Even in expressing a tiny bit of pent-up frustration, Sansa has essentially been rescued from one kind of prison into another. While less at risk of dying now that she's in the Eyrie and away from King's Landing, she's now under the care of a man who loved her mother so much that he's holding onto the last piece of her left in the world (as far as he knows). Sansa lives atop what is allegedly the safest stronghold in Westeros, so external forces like the Lannisters can't get to her. Baelish is another threat entirely: someone she feels drawn to because of his kindness, but who should not be trusted (thanks to his own words) and takes grave action in order to protect his interests. Sansa should do well to remember that final line: he only loved Cat, and even being her daughter doesn't mean she can serve as a stand-in forever.
• The one bit of time spent up at the Wall shows Jon Snow once again put in his place by a foolish interim Lord Commander. Snow advises sealing the tunnel, which could help keep Mance's Wildlings from breaching the gate with the aid of giants. But the moronic leader, more concerned with putting Jon in his place as a Steward, defers to the First Builder, who doesn't agree, and apparently that's that. The impending battle doesn't look good for these Brothers.
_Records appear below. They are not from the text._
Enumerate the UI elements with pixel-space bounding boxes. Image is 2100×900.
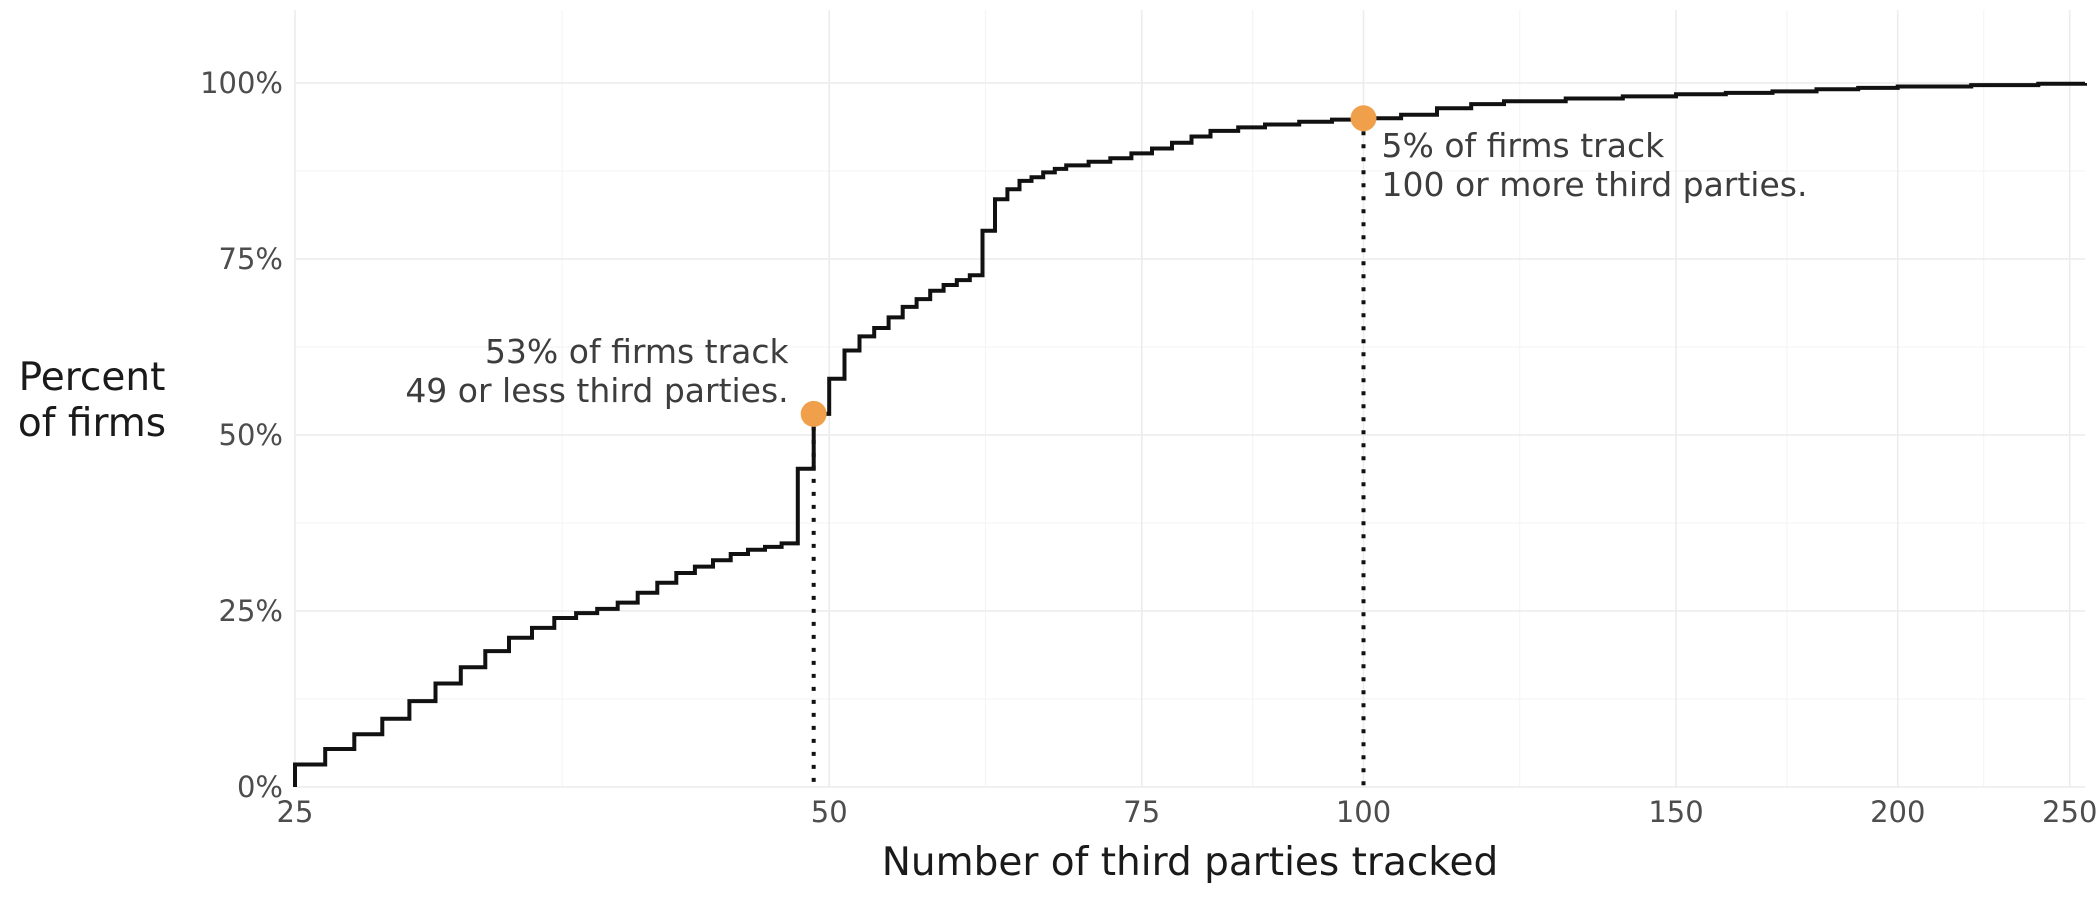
highlight-points [800, 105, 1377, 427]
y-tick-label: 25% [219, 594, 283, 628]
y-axis-ticks: 0% 25% 50% 75% 100% [200, 66, 283, 804]
y-tick-label: 50% [219, 418, 283, 452]
grid [294, 10, 2085, 788]
y-axis-title-line: Percent [19, 355, 166, 400]
x-tick-label: 200 [1870, 795, 1925, 829]
x-tick-label: 25 [277, 795, 314, 829]
y-tick-label: 0% [237, 770, 283, 804]
y-tick-label: 100% [200, 66, 283, 100]
x-tick-label: 150 [1648, 795, 1703, 829]
x-axis-title: Number of third parties tracked [882, 840, 1499, 885]
x-tick-label: 75 [1123, 795, 1160, 829]
highlight-point [1350, 105, 1377, 132]
x-axis-ticks: 25 50 75 100 150 200 250 [277, 795, 2098, 829]
annotation-line: 53% of firms track [485, 332, 790, 371]
y-tick-label: 75% [219, 242, 283, 276]
annotation-line: 100 or more third parties. [1381, 165, 1807, 204]
series-layer [293, 81, 2087, 787]
x-tick-label: 100 [1336, 795, 1391, 829]
x-tick-label: 50 [811, 795, 848, 829]
annotation-line: 5% of firms track [1381, 126, 1665, 165]
cdf-step-line [293, 81, 2087, 787]
x-tick-label: 250 [2042, 795, 2097, 829]
y-axis-title: Percent of firms [18, 355, 166, 446]
reference-lines [811, 118, 1366, 787]
annotation-line: 49 or less third parties. [405, 371, 788, 410]
highlight-point [800, 400, 827, 427]
y-axis-title-line: of firms [18, 401, 166, 446]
• Also in brief: Melisandre and Selyse talk while the Red Woman is naked in a bathtub. They discuss Melisandre lying with Stannis (she brushes it aside as merely flesh needing what it needs), and the importance of Selyse's daughter Shireen remaining with them during some upcoming travel. But the symbolic significance of this relies more on Melisandre stating that many of her powers are merely visual tricks that get nonbelievers to convert, and once they realize they've been wooed or terrified by conjurer's misdirection, they're already in the light and follow the Lord. It's a rather self-aware take on religious conversion and missionary work for a woman who burns heretics—but then again, she has pulled off some terrible feats of sorcery. And hey, HBO fulfills its boob quota this week with Carice van Houten, who (trivia alert!) is actually good friends with fellow Dutch actor Michiel Huisman, who now plays Daario Naharas.
• Daario's statement that he basically does two things well (killing, wooing women) is awfully close to Veronica Corningstone's line: "I am good at three things: Fighting, screwing, and reading the news. I've already done one of those today, so what's the other gonna be?"
Extra Special Spoiler Warning: Don't read beyond this point if you haven't read the books and would like to remain unspoiled.
We good? Everyone who wants to stay in the dark out of the room? All right.
It was brought to my attention last week that this cryptic picture showed up in Lena Headey's Instagram feed. That, coupled with this piece in Vanity Fair a few weeks ago, heightens speculation that a certain dearly departed cast member (probably my favorite female character on the show) will make a shocking return. My guess? She'll appear in a season-ending stinger much like when Michonne first popped up in the second season finale of The Walking Dead. That would be fantastic.